Spekulation über Motive
Auch bei dem Anschlag vom Montag auf Berufspendler in Abuja sei kein Motiv erkennbar, "außer Nigeria ganz allgemein destabilisieren zu wollen", sagt Berendt-Kigozi. "Jede Terrorgruppe mit ideologischen Ansprüchen würde sich mit solchen Anschlägen unglaubwürdig machen." Ziel sei offenbar nicht die Durchsetzung konkreter politischer oder religiöser Forderungen, sondern das ganze Land ins Chaos zu stürzen. Dafür spreche zudem, dass sich zu vielen der jüngsten, wahllosen Anschläge bislang niemand bekannt habe. Daher könne es auch keine Verhandlungen mit den Tätern geben.

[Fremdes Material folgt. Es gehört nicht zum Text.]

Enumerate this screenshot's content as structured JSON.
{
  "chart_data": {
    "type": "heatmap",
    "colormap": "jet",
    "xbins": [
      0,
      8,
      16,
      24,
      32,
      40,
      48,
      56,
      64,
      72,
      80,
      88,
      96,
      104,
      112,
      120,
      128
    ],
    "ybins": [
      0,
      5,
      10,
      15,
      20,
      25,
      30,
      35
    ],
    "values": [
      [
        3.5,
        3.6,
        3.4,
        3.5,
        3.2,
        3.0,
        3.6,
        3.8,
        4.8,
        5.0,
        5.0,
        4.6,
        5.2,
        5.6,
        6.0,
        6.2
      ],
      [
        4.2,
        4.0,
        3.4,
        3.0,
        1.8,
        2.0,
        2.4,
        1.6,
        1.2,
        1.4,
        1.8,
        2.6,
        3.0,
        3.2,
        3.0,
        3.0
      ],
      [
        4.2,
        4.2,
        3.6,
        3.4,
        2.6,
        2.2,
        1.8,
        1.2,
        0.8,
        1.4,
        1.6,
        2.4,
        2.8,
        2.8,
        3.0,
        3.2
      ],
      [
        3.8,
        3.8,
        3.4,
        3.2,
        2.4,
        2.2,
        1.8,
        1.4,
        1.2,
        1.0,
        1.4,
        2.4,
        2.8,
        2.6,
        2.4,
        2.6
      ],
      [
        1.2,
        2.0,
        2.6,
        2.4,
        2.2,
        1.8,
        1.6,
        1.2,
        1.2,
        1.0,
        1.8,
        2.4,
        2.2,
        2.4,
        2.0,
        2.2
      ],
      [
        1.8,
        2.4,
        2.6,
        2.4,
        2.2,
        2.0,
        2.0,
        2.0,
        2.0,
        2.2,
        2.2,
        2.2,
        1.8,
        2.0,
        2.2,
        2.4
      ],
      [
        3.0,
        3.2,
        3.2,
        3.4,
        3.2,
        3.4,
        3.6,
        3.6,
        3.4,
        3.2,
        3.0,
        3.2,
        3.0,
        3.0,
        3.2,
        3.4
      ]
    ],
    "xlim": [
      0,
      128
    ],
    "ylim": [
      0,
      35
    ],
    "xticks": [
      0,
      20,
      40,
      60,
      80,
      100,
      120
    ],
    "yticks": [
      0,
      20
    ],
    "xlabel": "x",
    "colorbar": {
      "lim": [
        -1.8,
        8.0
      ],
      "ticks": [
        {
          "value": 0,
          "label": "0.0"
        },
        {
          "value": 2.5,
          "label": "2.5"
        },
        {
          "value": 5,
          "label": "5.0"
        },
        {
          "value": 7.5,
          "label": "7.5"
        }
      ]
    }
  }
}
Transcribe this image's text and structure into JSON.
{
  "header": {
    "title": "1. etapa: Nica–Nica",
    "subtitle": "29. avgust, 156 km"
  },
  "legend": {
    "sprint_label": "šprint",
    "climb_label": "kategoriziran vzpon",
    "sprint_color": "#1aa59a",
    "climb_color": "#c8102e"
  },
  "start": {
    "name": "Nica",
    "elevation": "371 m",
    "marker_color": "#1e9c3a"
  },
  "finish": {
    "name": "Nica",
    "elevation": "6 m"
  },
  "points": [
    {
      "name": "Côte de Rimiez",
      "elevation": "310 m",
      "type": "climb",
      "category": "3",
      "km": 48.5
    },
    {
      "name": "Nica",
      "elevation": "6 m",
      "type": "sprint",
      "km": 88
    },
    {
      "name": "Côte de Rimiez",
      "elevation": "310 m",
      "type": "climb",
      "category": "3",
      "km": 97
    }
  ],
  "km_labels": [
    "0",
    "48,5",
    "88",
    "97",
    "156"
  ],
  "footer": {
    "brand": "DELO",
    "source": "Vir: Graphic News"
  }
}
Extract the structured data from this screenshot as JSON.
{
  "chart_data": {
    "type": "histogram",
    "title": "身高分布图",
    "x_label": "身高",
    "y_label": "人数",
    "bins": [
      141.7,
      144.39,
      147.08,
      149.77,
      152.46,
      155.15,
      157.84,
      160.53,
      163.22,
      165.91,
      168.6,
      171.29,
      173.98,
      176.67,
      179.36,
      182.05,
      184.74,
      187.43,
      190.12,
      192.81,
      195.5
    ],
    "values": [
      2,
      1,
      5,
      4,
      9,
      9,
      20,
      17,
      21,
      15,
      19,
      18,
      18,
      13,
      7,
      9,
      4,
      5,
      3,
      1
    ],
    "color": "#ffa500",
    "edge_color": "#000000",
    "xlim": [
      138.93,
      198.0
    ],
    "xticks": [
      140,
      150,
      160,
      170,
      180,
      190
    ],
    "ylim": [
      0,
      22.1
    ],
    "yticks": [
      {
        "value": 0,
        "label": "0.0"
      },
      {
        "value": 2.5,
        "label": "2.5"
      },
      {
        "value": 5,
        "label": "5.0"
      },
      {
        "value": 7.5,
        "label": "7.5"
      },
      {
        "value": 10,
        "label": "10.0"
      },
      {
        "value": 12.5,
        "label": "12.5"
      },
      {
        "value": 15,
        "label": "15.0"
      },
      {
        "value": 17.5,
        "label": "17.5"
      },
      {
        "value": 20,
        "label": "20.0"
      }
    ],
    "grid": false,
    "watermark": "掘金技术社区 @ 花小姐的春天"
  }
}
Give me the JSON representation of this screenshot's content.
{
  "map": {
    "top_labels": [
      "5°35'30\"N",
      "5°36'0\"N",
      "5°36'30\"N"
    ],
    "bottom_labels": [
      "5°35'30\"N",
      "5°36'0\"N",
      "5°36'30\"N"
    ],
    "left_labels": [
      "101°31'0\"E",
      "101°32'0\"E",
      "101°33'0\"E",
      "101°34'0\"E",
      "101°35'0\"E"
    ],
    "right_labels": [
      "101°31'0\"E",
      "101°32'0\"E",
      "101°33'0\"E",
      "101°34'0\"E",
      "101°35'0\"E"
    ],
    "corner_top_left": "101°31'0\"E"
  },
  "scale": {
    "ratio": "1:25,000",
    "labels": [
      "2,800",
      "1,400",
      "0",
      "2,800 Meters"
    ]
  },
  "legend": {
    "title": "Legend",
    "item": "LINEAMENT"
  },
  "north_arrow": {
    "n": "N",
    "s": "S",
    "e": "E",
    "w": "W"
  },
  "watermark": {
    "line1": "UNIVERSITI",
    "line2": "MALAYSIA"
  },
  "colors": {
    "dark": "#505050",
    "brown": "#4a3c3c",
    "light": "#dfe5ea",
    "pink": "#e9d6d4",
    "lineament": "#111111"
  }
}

Major Yahaya Shinku vermutet einen Zusammenhang zwischen dieser neuen Terrorstrategie und den im Februar 2015 anstehenden Präsidentschaftswahlen. "Man kann diese Anschläge nicht von der Tatsache trennen, dass wir auf die Wahlen 2015 zugehen", sagt Shinku. Es werde schwer für die Wahlkommission, in den vom Terror betroffenen Gebieten zu arbeiten. "Viele der Angestellten werden nicht bereit sein, ihr Leben aufs Spiel zu setzten, wenn die Wahlkommission und ihre Einrichtungen bedroht sind."
Darüber, warum Boko Haram diese neue Strategie wählt, oder wer sonst hinter dieser wahllosen Gewalt stecken könnte, gibt es bislang nur Spekulationen. Weder über die Ursachen noch über einen angemessenen Weg zur Bekämpfung des Terrors herrsche Klarheit in Nigeria, sagt KAS-Büroleiterin Berendt-Kigozi.
Polarisierung der Gesellschaft
Klar sichtbar seien dagegen die Auswirkungen auf die Gesellschaft. Die Bevölkerung würde mehr und mehr polarisiert, je nachdem zu welcher Gruppe man gehöre. In Nigeria leben je zur Hälfte Christen und Muslime. "Für die einen ist die Sache klar: 'Das sind alles die islamischen Extremisten, das ist alles Boko-Haram!'", so Berendt-Kigozi. Für andere sei das keineswegs so klar. Denn sie glaubten nicht, dass Islamisten ihre eigenen Glaubensbrüder töten würden. "Ich hoffe zwar, dass der Anschlag in Abjua jetzt die Nigerianer eint gegen den Terror, aber ich fürchte, dass sich die Gesellschaft stattdessen weiter polarisiert", sagt Berendt-Kigozi.
Die Strategie Jonathans, Boko Haram durch hartes Vorgehen des Militärs zu bekämpfen, hat bisher keinerlei Erfolg gebracht. "Man hat den Notstand ausgerufen, um die Leute zu schützen, aber die Lage wird jeden Tag schlimmer", klagt der nigerianische Abgeordnete Ahmad Zannah. Zannahs Heimat Borno ist einer von drei Bundesstaaten, über die Jonathan im Mai 2013 den Notstand verhängte, um dem Militär weitreichende Befugnisse im Kampf gegen die Terroristen zu gewähren. Doch das brutale Vorgehen der Soldaten, die dabei mutmaßlich auch viele Zivilisten töteten, habe "nichts gebracht", so Zannah. Wie er sind deshalb viele der Betroffenen gegen die von der Regierung geplante Verlängerung des Notstands.